Step 5: Practice Mindful Acceptance
Rather than trying to escape the sensation, practice observing it with curiosity.
Action Step: During your exposure, narrate your experience out loud or in your head:
- "I notice tingling in my fingers"
- "I observe tightness in my throat"
- "I'm aware of my heartbeat speeding up"
Describe without judging whether the sensation is "good," "bad," "right," or "wrong."
Step 6: Integrate ERP Into Daily Life
Once you've practiced in controlled settings, it's time to apply these skills in real-world situations.
Changing Your Relationship with Uncertainty
The path forward isn't about eliminating uncertainty – it's about changing your relationship with it.
Remember: The checking is the problem, not the sensation itself. Your relationship with uncertainty is what needs to change, not the uncertainty itself.
If you feel a sensation, love it, be with it, take value away from it.

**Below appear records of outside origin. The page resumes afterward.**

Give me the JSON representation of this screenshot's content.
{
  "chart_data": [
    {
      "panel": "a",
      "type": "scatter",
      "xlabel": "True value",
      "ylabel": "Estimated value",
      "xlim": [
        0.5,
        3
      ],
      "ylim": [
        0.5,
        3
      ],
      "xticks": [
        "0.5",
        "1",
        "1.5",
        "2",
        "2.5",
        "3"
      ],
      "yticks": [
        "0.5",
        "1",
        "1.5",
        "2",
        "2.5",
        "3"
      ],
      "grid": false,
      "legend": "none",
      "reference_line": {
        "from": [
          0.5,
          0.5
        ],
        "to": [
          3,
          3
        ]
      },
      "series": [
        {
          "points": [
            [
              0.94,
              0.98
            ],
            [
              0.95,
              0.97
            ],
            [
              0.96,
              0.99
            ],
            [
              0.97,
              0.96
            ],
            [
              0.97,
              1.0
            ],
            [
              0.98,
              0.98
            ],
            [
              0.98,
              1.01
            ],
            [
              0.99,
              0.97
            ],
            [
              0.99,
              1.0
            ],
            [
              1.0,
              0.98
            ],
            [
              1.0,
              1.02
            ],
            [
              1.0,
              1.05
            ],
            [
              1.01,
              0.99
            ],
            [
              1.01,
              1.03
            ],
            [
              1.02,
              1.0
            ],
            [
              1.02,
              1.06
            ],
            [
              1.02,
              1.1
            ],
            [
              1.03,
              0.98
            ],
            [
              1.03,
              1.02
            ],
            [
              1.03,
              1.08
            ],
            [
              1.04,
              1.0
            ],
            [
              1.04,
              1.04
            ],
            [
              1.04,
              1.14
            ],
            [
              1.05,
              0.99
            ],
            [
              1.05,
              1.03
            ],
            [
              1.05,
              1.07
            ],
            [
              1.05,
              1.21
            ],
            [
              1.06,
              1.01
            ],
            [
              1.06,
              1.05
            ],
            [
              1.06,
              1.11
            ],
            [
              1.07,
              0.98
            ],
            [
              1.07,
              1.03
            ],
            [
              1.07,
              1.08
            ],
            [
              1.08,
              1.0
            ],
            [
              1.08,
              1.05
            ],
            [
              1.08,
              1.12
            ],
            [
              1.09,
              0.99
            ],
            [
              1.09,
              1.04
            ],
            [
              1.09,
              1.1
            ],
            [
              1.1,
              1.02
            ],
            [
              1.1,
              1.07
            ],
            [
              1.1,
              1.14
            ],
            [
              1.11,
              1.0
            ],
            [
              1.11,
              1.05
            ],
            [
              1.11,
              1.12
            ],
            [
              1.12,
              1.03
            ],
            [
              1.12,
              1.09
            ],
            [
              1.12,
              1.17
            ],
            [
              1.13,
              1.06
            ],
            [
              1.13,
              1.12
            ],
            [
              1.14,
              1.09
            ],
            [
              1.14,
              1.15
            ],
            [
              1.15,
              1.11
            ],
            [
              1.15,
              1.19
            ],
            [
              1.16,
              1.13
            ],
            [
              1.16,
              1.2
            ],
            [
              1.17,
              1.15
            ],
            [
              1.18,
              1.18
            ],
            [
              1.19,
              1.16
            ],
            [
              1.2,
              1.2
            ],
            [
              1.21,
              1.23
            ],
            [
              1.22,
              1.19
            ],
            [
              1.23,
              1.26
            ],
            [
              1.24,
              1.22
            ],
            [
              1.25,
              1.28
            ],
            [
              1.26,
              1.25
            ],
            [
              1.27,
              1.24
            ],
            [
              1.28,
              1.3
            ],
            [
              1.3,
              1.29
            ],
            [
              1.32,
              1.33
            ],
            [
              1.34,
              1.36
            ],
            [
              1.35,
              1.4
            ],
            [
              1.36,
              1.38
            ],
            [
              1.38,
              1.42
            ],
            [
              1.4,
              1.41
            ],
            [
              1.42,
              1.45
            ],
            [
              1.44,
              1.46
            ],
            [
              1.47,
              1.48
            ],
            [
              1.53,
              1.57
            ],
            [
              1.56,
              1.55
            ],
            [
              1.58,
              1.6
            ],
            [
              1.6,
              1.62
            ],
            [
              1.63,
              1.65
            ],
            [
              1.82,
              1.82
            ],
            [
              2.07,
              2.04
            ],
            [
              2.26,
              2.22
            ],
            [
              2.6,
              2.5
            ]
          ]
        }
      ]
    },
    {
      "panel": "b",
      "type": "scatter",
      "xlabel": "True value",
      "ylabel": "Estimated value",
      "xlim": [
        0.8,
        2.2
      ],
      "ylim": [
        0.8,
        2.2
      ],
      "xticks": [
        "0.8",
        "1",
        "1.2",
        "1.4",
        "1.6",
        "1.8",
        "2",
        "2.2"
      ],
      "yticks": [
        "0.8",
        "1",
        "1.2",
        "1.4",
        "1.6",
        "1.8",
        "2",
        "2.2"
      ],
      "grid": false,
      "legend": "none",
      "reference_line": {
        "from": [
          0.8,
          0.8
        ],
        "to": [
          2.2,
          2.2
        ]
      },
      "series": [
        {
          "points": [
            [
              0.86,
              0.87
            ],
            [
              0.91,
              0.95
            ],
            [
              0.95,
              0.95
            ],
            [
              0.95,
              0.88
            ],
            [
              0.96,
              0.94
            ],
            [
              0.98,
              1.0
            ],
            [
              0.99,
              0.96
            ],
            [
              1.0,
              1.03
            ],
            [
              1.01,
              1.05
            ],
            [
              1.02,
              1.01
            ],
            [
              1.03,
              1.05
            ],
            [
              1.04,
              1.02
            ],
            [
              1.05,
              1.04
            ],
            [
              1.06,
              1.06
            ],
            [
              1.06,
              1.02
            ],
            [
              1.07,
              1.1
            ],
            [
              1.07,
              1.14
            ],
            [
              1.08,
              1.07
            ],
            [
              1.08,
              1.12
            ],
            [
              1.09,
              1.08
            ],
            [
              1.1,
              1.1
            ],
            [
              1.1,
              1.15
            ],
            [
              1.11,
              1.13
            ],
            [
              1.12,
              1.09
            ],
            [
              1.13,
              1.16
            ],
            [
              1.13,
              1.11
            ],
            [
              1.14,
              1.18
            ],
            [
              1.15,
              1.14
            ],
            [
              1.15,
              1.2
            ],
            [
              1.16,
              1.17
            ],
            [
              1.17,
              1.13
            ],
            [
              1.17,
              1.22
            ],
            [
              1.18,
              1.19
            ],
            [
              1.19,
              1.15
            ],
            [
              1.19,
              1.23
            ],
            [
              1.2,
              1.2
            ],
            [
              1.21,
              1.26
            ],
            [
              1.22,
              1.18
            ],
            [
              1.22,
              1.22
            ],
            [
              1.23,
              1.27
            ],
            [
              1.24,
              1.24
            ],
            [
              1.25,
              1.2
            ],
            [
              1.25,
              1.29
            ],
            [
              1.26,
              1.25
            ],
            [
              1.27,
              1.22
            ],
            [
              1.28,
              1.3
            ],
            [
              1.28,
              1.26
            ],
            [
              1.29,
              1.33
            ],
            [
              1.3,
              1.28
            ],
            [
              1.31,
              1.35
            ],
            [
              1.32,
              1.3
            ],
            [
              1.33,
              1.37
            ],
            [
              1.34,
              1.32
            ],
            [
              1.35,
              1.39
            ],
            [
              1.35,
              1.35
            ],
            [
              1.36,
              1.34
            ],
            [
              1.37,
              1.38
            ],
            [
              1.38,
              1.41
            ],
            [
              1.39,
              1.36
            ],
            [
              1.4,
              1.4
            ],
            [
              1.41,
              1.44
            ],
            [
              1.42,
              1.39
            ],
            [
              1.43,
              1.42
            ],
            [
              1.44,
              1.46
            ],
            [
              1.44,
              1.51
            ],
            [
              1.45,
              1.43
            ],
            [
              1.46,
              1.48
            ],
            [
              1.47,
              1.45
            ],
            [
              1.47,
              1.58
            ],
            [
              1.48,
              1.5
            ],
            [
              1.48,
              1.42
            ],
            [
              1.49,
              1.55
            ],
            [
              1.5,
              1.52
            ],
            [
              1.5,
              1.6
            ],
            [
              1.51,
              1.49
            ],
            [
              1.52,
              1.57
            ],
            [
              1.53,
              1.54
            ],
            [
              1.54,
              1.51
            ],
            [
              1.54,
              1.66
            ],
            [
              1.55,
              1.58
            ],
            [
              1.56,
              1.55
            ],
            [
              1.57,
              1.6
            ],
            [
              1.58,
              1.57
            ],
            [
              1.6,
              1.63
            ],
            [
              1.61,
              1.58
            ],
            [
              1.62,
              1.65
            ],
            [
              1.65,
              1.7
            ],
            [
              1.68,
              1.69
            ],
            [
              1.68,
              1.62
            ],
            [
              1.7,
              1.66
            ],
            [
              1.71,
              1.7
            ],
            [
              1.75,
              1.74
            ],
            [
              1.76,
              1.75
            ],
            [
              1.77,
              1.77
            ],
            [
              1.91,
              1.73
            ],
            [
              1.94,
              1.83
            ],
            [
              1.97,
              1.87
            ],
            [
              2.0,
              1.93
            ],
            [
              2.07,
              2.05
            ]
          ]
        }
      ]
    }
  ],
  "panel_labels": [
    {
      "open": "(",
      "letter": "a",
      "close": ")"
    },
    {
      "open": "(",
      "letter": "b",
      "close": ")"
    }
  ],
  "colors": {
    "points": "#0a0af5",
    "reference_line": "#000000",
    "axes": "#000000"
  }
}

With consistent practice of ERP and NERs, many people experience significant reduction in their OCD symptoms within 8-12 weeks.
Getting Professional Help for Sensorimotor OCD
While self-help techniques can be powerful, working with an OCD specialist can significantly accelerate your progress. Look for therapists who specialize in ERP for OCD, particularly those with experience treating sensorimotor obsessions.
For more comprehensive guidance, consider structured programs specifically designed for OCD management. These often include detailed worksheets, video demonstrations, and step-by-step guidance for creating your own exposures.
Remember that recovery is possible. Thousands of people have transformed their relationship with intrusive bodily sensations using these evidence-based approaches. With commitment and the right tools, you can too.